Charlotte Russe was founded in 1975 by Daniel Lawrence and his two brothers, all of whom worked in their family's Brooklyn, New York clothing business. Lawrence and his siblings formed Lawrence Merchandising Corp. in Carlsbad, California. With the first Charlotte Russe storefront in San Diego, California, other locations were established throughout the 1970s and early 1980s.

The company was acquired in 1996 by the investment firm SKM (Saunders Karp & Megrue). The new owners had expansion plans for Charlotte Russe - evolving it into a national chain of shopping mall stores. SKM took Charlotte Russe public in 1999 until Advent International acquired it in 2009. As President and CEO, Jenny Ming led Charlotte Russe into a private holding once again.

On January 4, 2019, Charlotte Russe warned it may not be able to continue its operations without a restructuring plan, which could include a possible sale of its assets or a Chapter 11 bankruptcy filing. This came only a year after it restructured its debt by making agreements with its lenders. The company claimed that it would be working with Guggenheim Partners to work on its future. On February 4, 2019, Charlotte Russe filed for Chapter 11 bankruptcy with plans to close 94 underperforming stores. A decline in consumer demand and rising debt were additional contributing factors to its bankruptcy. The company had plans to emerge from bankruptcy once it sold itself to new owners and a more maintained store count.

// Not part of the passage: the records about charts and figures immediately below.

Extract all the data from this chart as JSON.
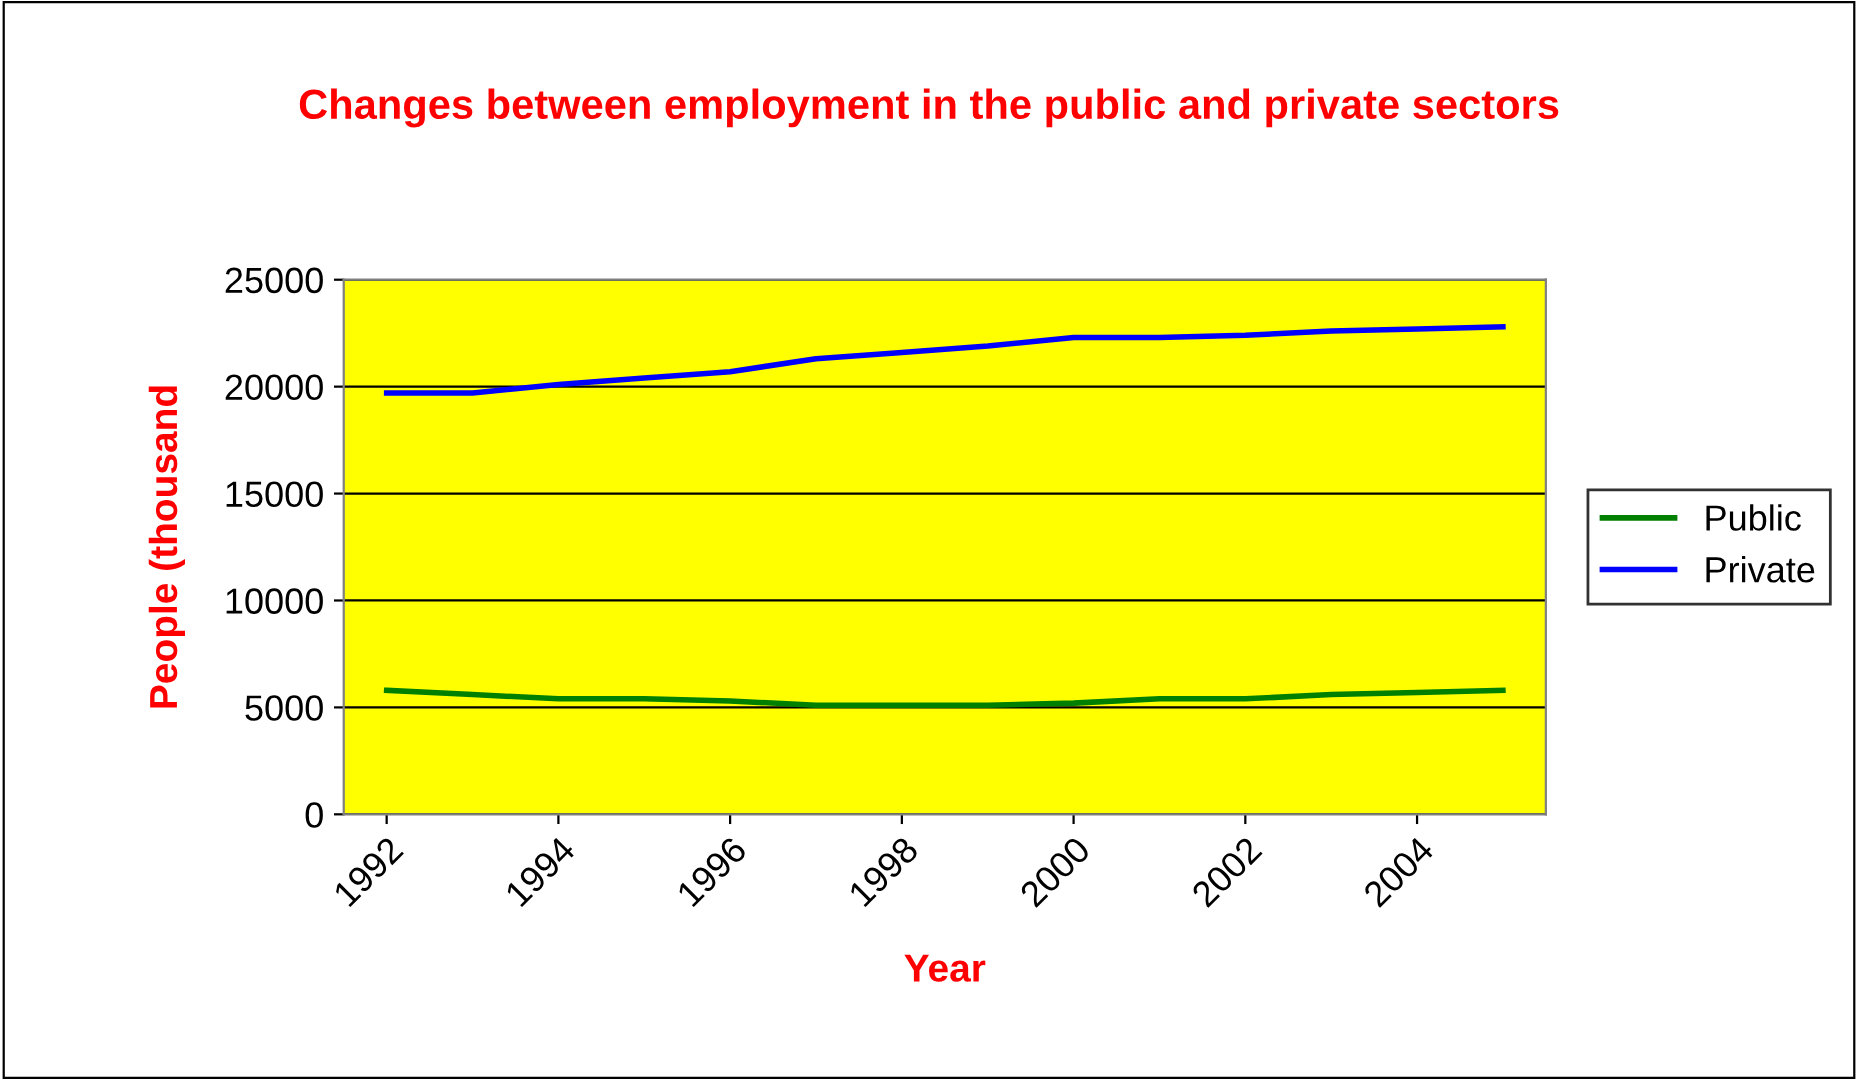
{
  "chart_data": {
    "type": "line",
    "title": "Changes between employment in the public and private sectors",
    "xlabel": "Year",
    "ylabel": "People (thousand",
    "x": [
      1992,
      1993,
      1994,
      1995,
      1996,
      1997,
      1998,
      1999,
      2000,
      2001,
      2002,
      2003,
      2004,
      2005
    ],
    "xlim": [
      1991.5,
      2005.5
    ],
    "xticks": [
      1992,
      1994,
      1996,
      1998,
      2000,
      2002,
      2004
    ],
    "ylim": [
      0,
      25000
    ],
    "yticks": [
      0,
      5000,
      10000,
      15000,
      20000,
      25000
    ],
    "series": [
      {
        "name": "Public",
        "color": "#008000",
        "values": [
          5800,
          5600,
          5400,
          5400,
          5300,
          5100,
          5100,
          5100,
          5200,
          5400,
          5400,
          5600,
          5700,
          5800
        ]
      },
      {
        "name": "Private",
        "color": "#0000ff",
        "values": [
          19700,
          19700,
          20100,
          20400,
          20700,
          21300,
          21600,
          21900,
          22300,
          22300,
          22400,
          22600,
          22700,
          22800
        ]
      }
    ],
    "grid": "y",
    "legend": "right",
    "marker": "none",
    "line_style": "solid"
  }
}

However, on March 7, 2019, SB360 Capital Partners won an auction to acquire all of Charlotte Russe's inventory and additional assets for $160 million after a U.S. bankruptcy judge approved the sale. SB360 Capital Partners did not have interest in continuing Charlotte Russe's operations, so it was ultimately announced that the company would shut down and close all of its 418 remaining locations, as well as all 10 of its Peek Kids stores, by the end of April. Liquidation sales began at all locations immediately after the announcement, with gift cards expiring by March 21, 2019. On March 29, 2019, Charlotte Russe sold Peek Kids to Mamiye Brothers for an undisclosed amount. Mamiye Brothers announced that it would continue operating Peek Kids online, whereas all of the physical locations would still be permanently closed.

In April 2019, Charlotte Russe was acquired by the Toronto-based retailer YM Inc.. Under YM Inc. Charlotte Russe has expanded its retail footprint and caters primarily to the Generation Z demographic. By the end of 2019, there were 183 stores with additional planned.